La verbalisation c'est l'acte par lequel une pensée prend une forme sonore, reconnue par les autres comme la marque de cette pensée. Et ce que mon cerveau sait interpréter comme la pensée de l'autre est un mécanisme que le cerveau de mon partenaire possède également. C'est pourquoi les sons générés par nos cordes vocales déclenchent les mêmes réactions chez les humains qui partagent la même culture. Un sens est généré et compris. Voilà le miracle de la parole humaine. Mais attention, la parole humaine est capable de nombreuses interprétations - selon les contextes - alors qu'un terme associé à une image ne générera que cette même image, toujours. Là est la différence entre les mécanismes langagiers, d'une part; et les routines propres à la mémoire, de l'autre. C'est cette spécificité des mécanismes du langage humain (et non pas les langues qui en sont l'expression) qui est l'objet des recherches en linguistique et en sciences cognitives contemporaines (neurosciences, Intelligence artificielle, etc.).
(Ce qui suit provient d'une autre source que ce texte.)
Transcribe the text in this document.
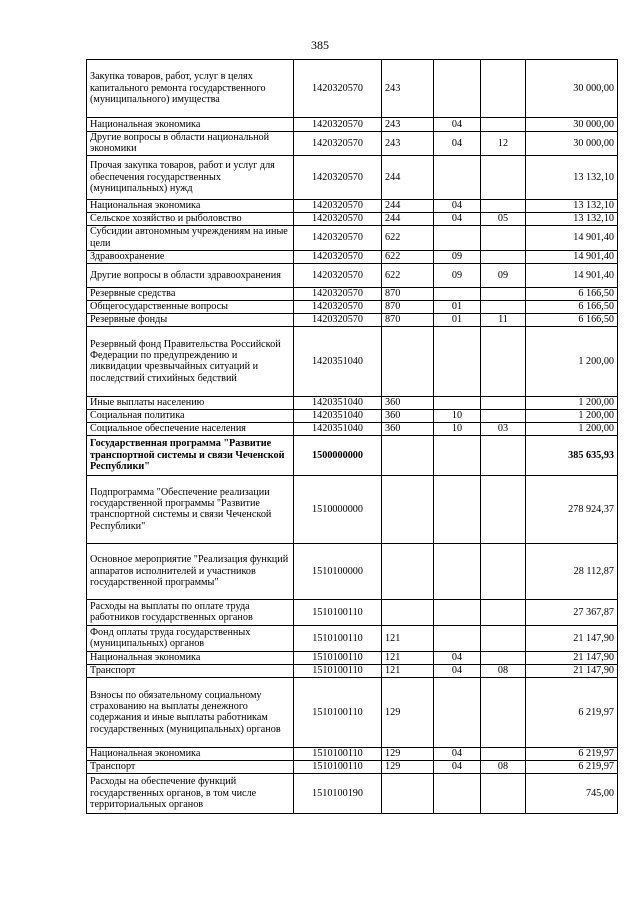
385
Закупка товаров, работ, услуг в целях капитального ремонта государственного (муниципального) имущества	1420320570	243			30 000,00
Национальная экономика	1420320570	243	04		30 000,00
Другие вопросы в области национальной экономики	1420320570	243	04	12	30 000,00
Прочая закупка товаров, работ и услуг для обеспечения государственных (муниципальных) нужд	1420320570	244			13 132,10
Национальная экономика	1420320570	244	04		13 132,10
Сельское хозяйство и рыболовство	1420320570	244	04	05	13 132,10
Субсидии автономным учреждениям на иные цели	1420320570	622			14 901,40
Здравоохранение	1420320570	622	09		14 901,40
Другие вопросы в области здравоохранения	1420320570	622	09	09	14 901,40
Резервные средства	1420320570	870			6 166,50
Общегосударственные вопросы	1420320570	870	01		6 166,50
Резервные фонды	1420320570	870	01	11	6 166,50
Резервный фонд Правительства Российской Федерации по предупреждению и ликвидации чрезвычайных ситуаций и последствий стихийных бедствий	1420351040				1 200,00
Иные выплаты населению	1420351040	360			1 200,00
Социальная политика	1420351040	360	10		1 200,00
Социальное обеспечение населения	1420351040	360	10	03	1 200,00
Государственная программа "Развитие транспортной системы и связи Чеченской Республики"	1500000000				385 635,93
Подпрограмма "Обеспечение реализации государственной программы "Развитие транспортной системы и связи Чеченской Республики"	1510000000				278 924,37
Основное мероприятие "Реализация функций аппаратов исполнителей и участников государственной программы"	1510100000				28 112,87
Расходы на выплаты по оплате труда работников государственных органов	1510100110				27 367,87
Фонд оплаты труда государственных (муниципальных) органов	1510100110	121			21 147,90
Национальная экономика	1510100110	121	04		21 147,90
Транспорт	1510100110	121	04	08	21 147,90
Взносы по обязательному социальному страхованию на выплаты денежного содержания и иные выплаты работникам государственных (муниципальных) органов	1510100110	129			6 219,97
Национальная экономика	1510100110	129	04		6 219,97
Транспорт	1510100110	129	04	08	6 219,97
Расходы на обеспечение функций государственных органов, в том числе территориальных органов	1510100190				745,00
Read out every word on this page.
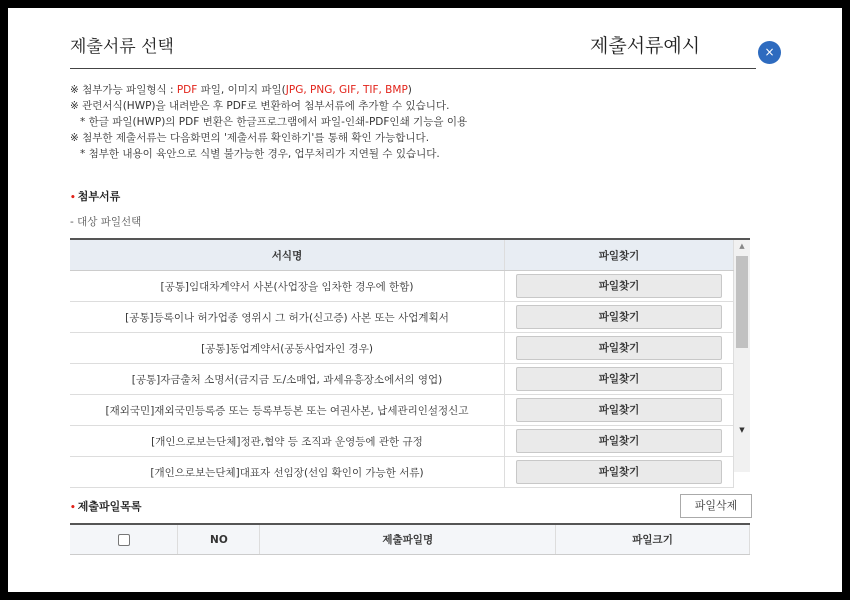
제출서류 선택	제출서류예시	×
※ 첨부가능 파일형식 : PDF 파일, 이미지 파일(JPG, PNG, GIF, TIF, BMP)
※ 관련서식(HWP)을 내려받은 후 PDF로 변환하여 첨부서류에 추가할 수 있습니다.
* 한글 파일(HWP)의 PDF 변환은 한글프로그램에서 파일-인쇄-PDF인쇄 기능을 이용
※ 첨부한 제출서류는 다음화면의 '제출서류 확인하기'를 통해 확인 가능합니다.
* 첨부한 내용이 육안으로 식별 불가능한 경우, 업무처리가 지연될 수 있습니다.
• 첨부서류
- 대상 파일선택
서식명	파일찾기
[공통]임대차계약서 사본(사업장을 임차한 경우에 한함)	파일찾기

[공통]등록이나 허가업종 영위시 그 허가(신고증) 사본 또는 사업계획서	파일찾기

[공통]동업계약서(공동사업자인 경우)	파일찾기

[공통]자금출처 소명서(금지금 도/소매업, 과세유흥장소에서의 영업)	파일찾기

[재외국민]재외국민등록증 또는 등록부등본 또는 여권사본, 납세관리인설정신고	파일찾기

[개인으로보는단체]정관,협약 등 조직과 운영등에 관한 규정	파일찾기

[개인으로보는단체]대표자 선임장(선임 확인이 가능한 서류)	파일찾기
▲
▼
• 제출파일목록	파일삭제
	NO	제출파일명	파일크기
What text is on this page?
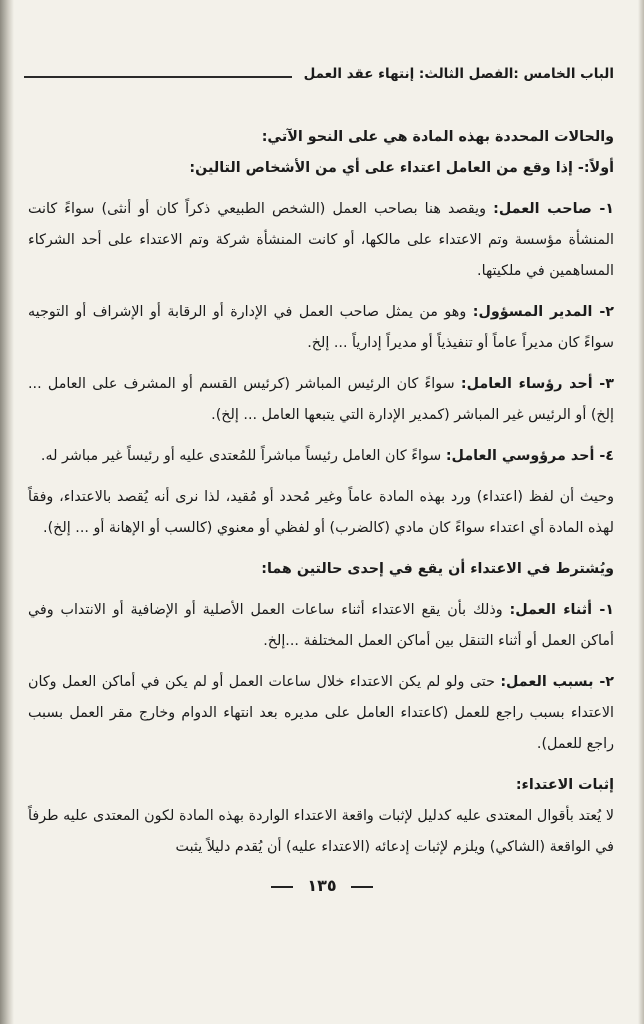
الباب الخامس :الفصل الثالث: إنتهاء عقد العمل

والحالات المحددة بهذه المادة هي على النحو الآتي:

أولاً:- إذا وقع من العامل اعتداء على أي من الأشخاص التالين:

١- صاحب العمل: ويقصد هنا بصاحب العمل (الشخص الطبيعي ذكراً كان أو أنثى) سواءً كانت المنشأة مؤسسة وتم الاعتداء على مالكها، أو كانت المنشأة شركة وتم الاعتداء على أحد الشركاء المساهمين في ملكيتها.

٢- المدير المسؤول: وهو من يمثل صاحب العمل في الإدارة أو الرقابة أو الإشراف أو التوجيه سواءً كان مديراً عاماً أو تنفيذياً أو مديراً إدارياً ... إلخ.

٣- أحد رؤساء العامل: سواءً كان الرئيس المباشر (كرئيس القسم أو المشرف على العامل ... إلخ) أو الرئيس غير المباشر (كمدير الإدارة التي يتبعها العامل ... إلخ).

٤- أحد مرؤوسي العامل: سواءً كان العامل رئيساً مباشراً للمُعتدى عليه أو رئيساً غير مباشر له.

وحيث أن لفظ (اعتداء) ورد بهذه المادة عاماً وغير مُحدد أو مُقيد، لذا نرى أنه يُقصد بالاعتداء، وفقاً لهذه المادة أي اعتداء سواءً كان مادي (كالضرب) أو لفظي أو معنوي (كالسب أو الإهانة أو ... إلخ).

ويُشترط في الاعتداء أن يقع في إحدى حالتين هما:

١- أثناء العمل: وذلك بأن يقع الاعتداء أثناء ساعات العمل الأصلية أو الإضافية أو الانتداب وفي أماكن العمل أو أثناء التنقل بين أماكن العمل المختلفة ...إلخ.

٢- بسبب العمل: حتى ولو لم يكن الاعتداء خلال ساعات العمل أو لم يكن في أماكن العمل وكان الاعتداء بسبب راجع للعمل (كاعتداء العامل على مديره بعد انتهاء الدوام وخارج مقر العمل بسبب راجع للعمل).

إثبات الاعتداء:

لا يُعتد بأقوال المعتدى عليه كدليل لإثبات واقعة الاعتداء الواردة بهذه المادة لكون المعتدى عليه طرفاً في الواقعة (الشاكي) ويلزم لإثبات إدعائه (الاعتداء عليه) أن يُقدم دليلاً يثبت

١٣٥
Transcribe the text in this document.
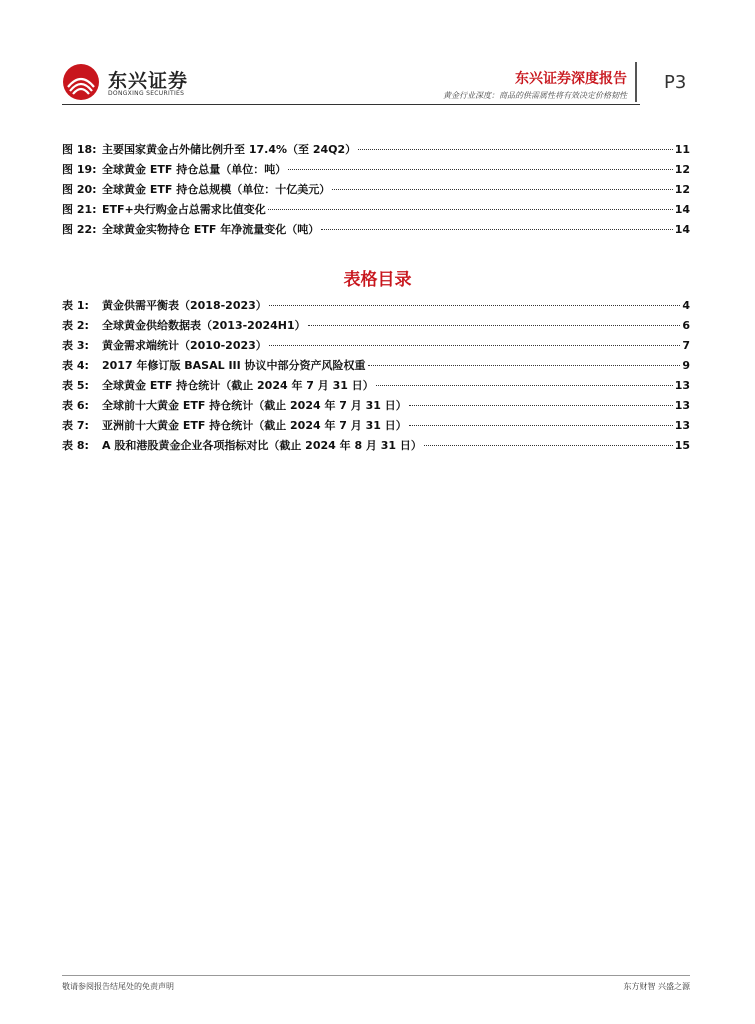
东兴证券
DONGXING SECURITIES
东兴证券深度报告
黄金行业深度：商品的供需属性将有效决定价格韧性
P3
图 18: 主要国家黄金占外储比例升至 17.4%（至 24Q2）	11
图 19: 全球黄金 ETF 持仓总量（单位：吨）	12
图 20: 全球黄金 ETF 持仓总规模（单位：十亿美元）	12
图 21: ETF+央行购金占总需求比值变化	14
图 22: 全球黄金实物持仓 ETF 年净流量变化（吨）	14
表格目录
表 1:	黄金供需平衡表（2018-2023）	4
表 2:	全球黄金供给数据表（2013-2024H1）	6
表 3:	黄金需求端统计（2010-2023）	7
表 4:	2017 年修订版 BASAL III 协议中部分资产风险权重	9
表 5:	全球黄金 ETF 持仓统计（截止 2024 年 7 月 31 日）	13
表 6:	全球前十大黄金 ETF 持仓统计（截止 2024 年 7 月 31 日）	13
表 7:	亚洲前十大黄金 ETF 持仓统计（截止 2024 年 7 月 31 日）	13
表 8:	A 股和港股黄金企业各项指标对比（截止 2024 年 8 月 31 日）	15
敬请参阅报告结尾处的免责声明	东方财智 兴盛之源
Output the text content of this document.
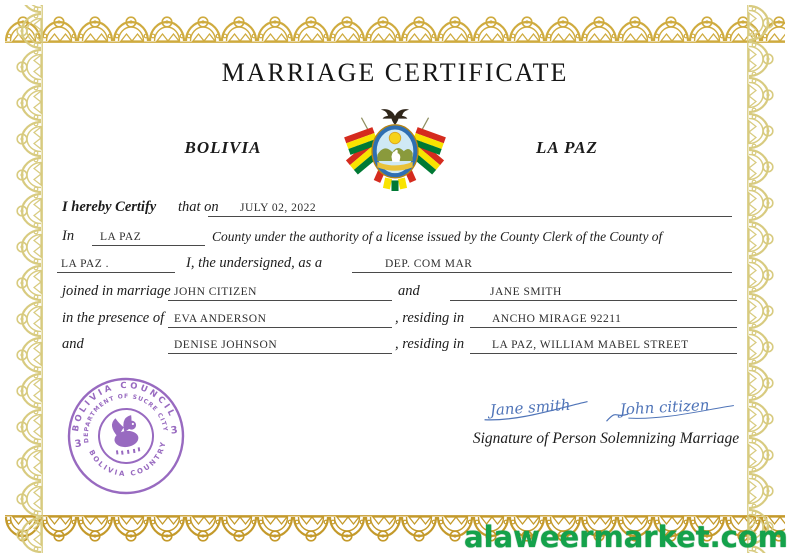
MARRIAGE CERTIFICATE
BOLIVIA	LA PAZ
I hereby Certify that on JULY 02, 2022
In LA PAZ	County under the authority of a license issued by the County Clerk of the County of
LA PAZ .	I, the undersigned, as a	DEP. COM MAR
joined in marriage JOHN CITIZEN	and	JANE SMITH
in the presence of EVA ANDERSON	, residing in ANCHO MIRAGE 92211
and	DENISE JOHNSON	, residing in LA PAZ, WILLIAM MABEL STREET
BOLIVIA COUNCIL
DEPARTMENT OF SUCRE CITY
BOLIVIA COUNTRY
3
3
Jane smith	John citizen
Signature of Person Solemnizing Marriage
alaweermarket.com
Nos apprentis sorciers sont donc bien loin du compte et nos décideurs politiques devraient se cantonner à des réserves d'ordre scientifique sur ces questions d'aménagement linguistique. Il y va de l'intérêt de nos langues naturelles/maternelles, il y va de l'intérêt de notre patrimoine immatériel. Quant à savoir si on peut aider nos langues à s'épanouir, la réponse est oui. Mais autrement qu'en versant des listes de mots et arrangements morphologiques remodelant des langues tri-millénaires. C'est-à-dire des langues qui ont résisté au temps et à tous les planificateurs antérieurs. Le débat reste donc ouvert, mais il nécessitera de la compétence et de l'expertise... et du temps.